Ein Mann aus der Lubawitscher Gemeinde in Brooklyn beschwerte sich einmal beim Rebbe über eines seiner Kinder, das „den Pfad“ der Einhaltung der Tora verlassen hatte. „Ich habe alle meine Kinder genau gleich erzogen. Ich kann nicht verstehen, warum dieses Kind vom Weg abgekommen ist.“ Der Rebbe antwortete: „Darin liegt das Problem. Sie haben alle Ihre Kinder gleich erzogen. Aber sie sind nicht gleich. Jedes Kind ist einzigartig und benötigt eine individuelle Anleitung und Führung, die seiner Persönlichkeit entspricht."

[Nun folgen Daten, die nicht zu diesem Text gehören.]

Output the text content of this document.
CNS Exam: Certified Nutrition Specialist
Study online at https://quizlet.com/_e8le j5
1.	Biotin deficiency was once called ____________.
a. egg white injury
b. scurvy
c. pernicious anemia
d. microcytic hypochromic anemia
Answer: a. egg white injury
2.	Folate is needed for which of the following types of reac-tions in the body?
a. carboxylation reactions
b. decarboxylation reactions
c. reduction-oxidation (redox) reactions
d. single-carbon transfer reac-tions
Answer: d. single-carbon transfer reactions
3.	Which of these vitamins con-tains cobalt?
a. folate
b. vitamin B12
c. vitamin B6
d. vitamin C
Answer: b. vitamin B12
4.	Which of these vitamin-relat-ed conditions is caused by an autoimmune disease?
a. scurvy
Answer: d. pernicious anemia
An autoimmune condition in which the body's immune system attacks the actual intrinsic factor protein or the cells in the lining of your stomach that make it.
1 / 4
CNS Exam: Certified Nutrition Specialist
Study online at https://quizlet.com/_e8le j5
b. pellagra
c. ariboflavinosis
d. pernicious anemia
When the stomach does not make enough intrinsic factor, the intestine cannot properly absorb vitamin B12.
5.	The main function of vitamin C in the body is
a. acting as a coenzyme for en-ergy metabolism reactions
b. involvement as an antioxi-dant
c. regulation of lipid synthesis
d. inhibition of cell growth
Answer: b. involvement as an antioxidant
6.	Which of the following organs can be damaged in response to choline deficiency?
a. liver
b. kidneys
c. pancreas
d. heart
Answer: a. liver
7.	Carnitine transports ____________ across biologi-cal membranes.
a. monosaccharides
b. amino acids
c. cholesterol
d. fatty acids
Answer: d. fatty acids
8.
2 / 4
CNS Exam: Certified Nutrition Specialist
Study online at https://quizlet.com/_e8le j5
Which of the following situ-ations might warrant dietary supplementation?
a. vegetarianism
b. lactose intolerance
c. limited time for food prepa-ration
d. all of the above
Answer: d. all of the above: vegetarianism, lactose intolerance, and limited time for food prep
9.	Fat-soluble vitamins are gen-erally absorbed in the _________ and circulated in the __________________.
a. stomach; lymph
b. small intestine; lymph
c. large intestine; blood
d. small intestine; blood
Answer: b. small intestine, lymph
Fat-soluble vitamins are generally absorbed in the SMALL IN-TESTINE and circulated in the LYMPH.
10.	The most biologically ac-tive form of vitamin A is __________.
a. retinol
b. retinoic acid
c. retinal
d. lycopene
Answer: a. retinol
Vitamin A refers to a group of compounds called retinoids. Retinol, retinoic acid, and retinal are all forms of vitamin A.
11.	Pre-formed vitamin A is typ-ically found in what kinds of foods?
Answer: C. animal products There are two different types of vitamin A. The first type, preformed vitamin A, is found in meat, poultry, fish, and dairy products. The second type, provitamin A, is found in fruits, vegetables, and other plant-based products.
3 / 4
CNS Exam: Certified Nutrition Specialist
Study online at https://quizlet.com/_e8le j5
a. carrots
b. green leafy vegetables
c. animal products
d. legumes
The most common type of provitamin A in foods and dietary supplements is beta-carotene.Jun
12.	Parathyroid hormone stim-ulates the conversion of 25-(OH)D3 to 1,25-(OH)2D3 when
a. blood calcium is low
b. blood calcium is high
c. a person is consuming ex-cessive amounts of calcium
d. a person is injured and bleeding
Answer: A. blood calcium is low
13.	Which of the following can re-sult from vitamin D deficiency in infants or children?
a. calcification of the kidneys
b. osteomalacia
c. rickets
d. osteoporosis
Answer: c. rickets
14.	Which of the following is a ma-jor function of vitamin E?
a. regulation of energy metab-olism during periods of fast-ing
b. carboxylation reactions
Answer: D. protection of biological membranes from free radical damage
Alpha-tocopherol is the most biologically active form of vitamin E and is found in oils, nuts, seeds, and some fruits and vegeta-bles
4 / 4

G-tt ist ein liebevoller, weiser Vater, der eine persönliche und einzigartige Beziehung zu jedem von uns hat. Sicher, er möchte, dass wir alle ‚nach den Sternen greifen‘ und versuchen, das Judentum in seiner ganzen Schönheit und Tiefe zu leben. Aber das ist eine langfristige Aufgabe. Im Moment ist es für G-tt am wichtigsten, dass wir unser Bestes geben und weiter wachsen. Wenn wir in diesem Jahr eine Mizwa mehr befolgen als im letzten Jahr, dann macht uns G-tt stolz!

Die Aufhebung der Etiketten

Warum also die ganze Aufregung um Kol Nidrei? Auf einer tieferen, mystischen Ebene geht es um viel mehr als nur um die Aufhebung von Gelübden und Versprechen. Es ist eine kraftvolle Erklärung, mit der wir alle Bezeichnungen, Einschränkungen, Abgrenzungen, Fesseln, Barrieren und Namensschilder aufheben und für ungültig erklären, die dazu neigen, unsere strahlende, angeborene jüdische Essenz zu verschleiern. Wir alle tragen ein einziges Designer-Label: JUDEN! Wir sind ein ganz besonderes, unteilbares Volk, die Familie von G-ttes auserwähltem Volk. Sicher, wie in jeder guten Familie gibt es auch bei uns Rivalität unter den Geschwistern. Aber das ändert nichts an der Tatsache, dass „ich Jude – du Jude“ sind.